ATLANTA (AP) — Police used tear gas and flash-bang grenades Monday to halt a march against building an Atlanta-area police and firefighter training center that opponents call “Cop City.”
More than 400 people marched about 2 miles from a park to the site in suburban DeKalb County,.
A wedge of marchers, including some in masks, goggles and chemical suits intended to protect against tear gas, pushed into a line of officers in riot gear on a road outside the training center site. Officers pushed back and deployed tear gas. One protester threw a canister back at officers.
Atlanta Police Chief Darin Schierbaum later said the protesters disobeyed orders to stop the march, noting they didn't have a permit for it. He said marchers showing up with gas masks was one indication they sought to provoke police.
“This is not a group that has the best interests of Atlanta at heart. This is a group today that left Gresham Park prepared to reach the site, prepared to do harm, prepared to do destruction," Schierbaum said.
Some protesters acknowledged they wanted to enter the construction site as an act of civil disobedience, but disputed any intention of violence.
“The police continue to show themselves to be a group that is weaponized against the larger public, particularly the larger public that has the nerve to protest against police violence and police actions,” said Kamau Franklin of Community Movement Builders.
Protests against the proposed training center have been going on for more than two years.
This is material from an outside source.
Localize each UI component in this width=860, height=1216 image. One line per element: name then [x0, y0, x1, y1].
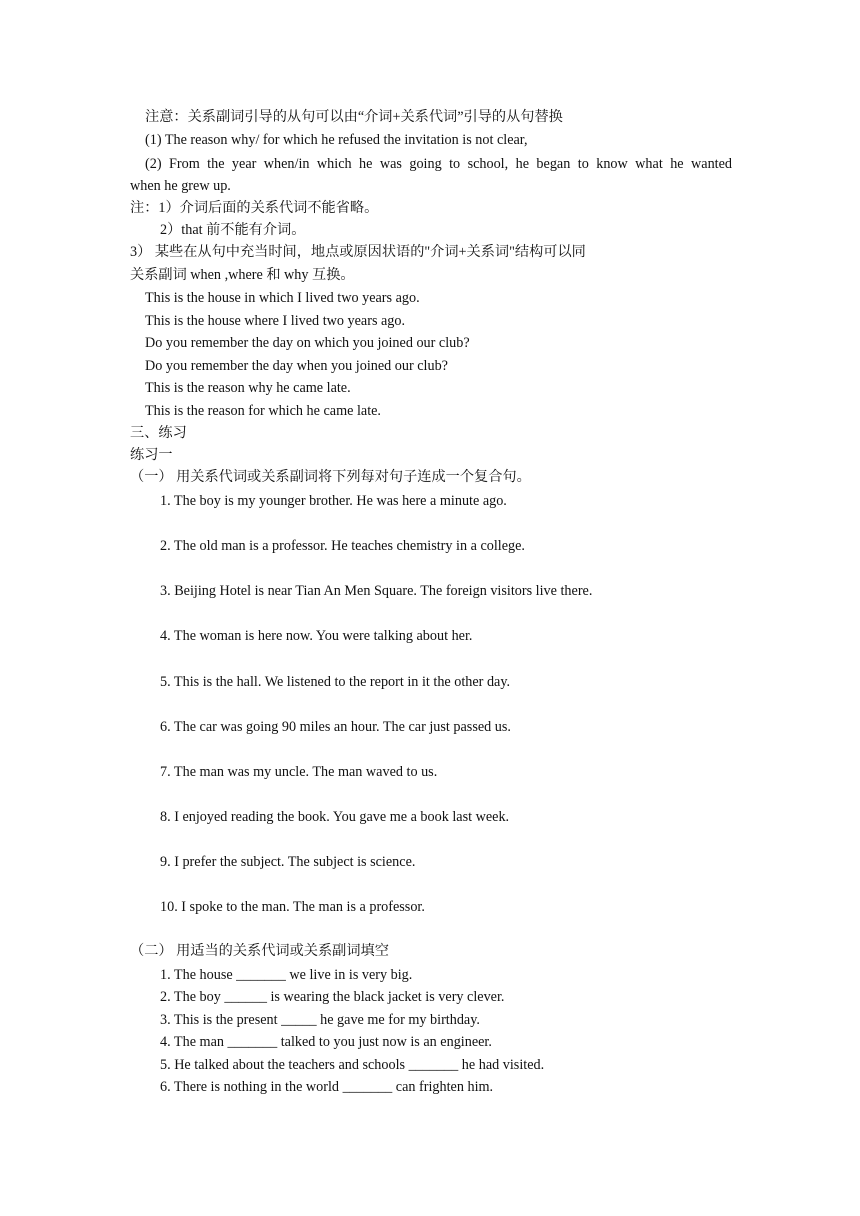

Georgia Attorney General Chris Carr obtained a sweeping indictment in August, using the state’s anti-racketeering law to charge 61 protesters, characterizing them as “militant anarchists.”
Protesters called Monday's march “Block Cop City” and events were held across the country in recent weeks to support the movement. It was the latest effort to stop construction of a project that has galvanized environmentalists and anti-police protesters across the country.
Some marchers retreated from the clash while others tried to wash away the effects of tear gas. Dozens of protesters ran into the woods near the property where the training center is being built and exited with their hands up. The marchers eventually retreated as a group without any arrests being made. Vomiting and irritation from the tear gas were the only apparent injuries.
Police agencies including the DeKalb County Police Department and Georgia state troopers were guarding the site, including with armored vehicles.
Atlanta Mayor Andre Dickens and other supporters say the 85-acre, $90 million facility would replace inadequate training facilities and help the police department recruit and retain officers. Opponents say the facility could lead to greater police militarization and that its construction in the South River Forest will worsen environmental damage in a poor, majority-Black area.
Ahead of the march, Franklin told the crowd they had a duty to practice civil disobedience against the project. Prior to the march, protester Sam Beard said activists had been urged not to bring weapons, use incendiary devices or destroy construction equipment.
But at the afternoon news conference, Schierbaum displayed what appeared to be handmade tree-planting spades with long sticks and metal blades that he alleged were intended as weapons, not garden tools. He also displayed bolt-cutters and a gas masks and said umbrellas carried Monday could be used by “professional protesters and anarchists” to shield themselves from tear gas and push through police lines.
“We see a number of devices that would appear innocent on the forefront that are actually used in a very aggressive and violent manner," Schierbaum said.
Franklin, however, said some protesters planted trees while they were retreating after the confrontation.
Some protesters in Monday’s march had hoped to reoccupy the wooded area that includes the construction site and adjoining park. Activists spent months camping in the woods there until police pushed them out in January. That sweep included the fatal shooting of 26-year-old protester Manuel Esteban Paez Terán.
A prosecutor last month declined to pursue charges against the state troopers who shot Paez Terán, saying the activist shot a trooper and that law enforcement's use of deadly force was “objectively reasonable.”
Resistance to the project has at times sparked violence and vandalism. Prosecutors now characterize the protest movement as a conspiracy, saying it has led to underlying crimes including possessing fire accelerants and throwing Molotov cocktails at police officers.
Most of those indicted in August on the racketeering charges had already been charged with other crimes in connection with the movement.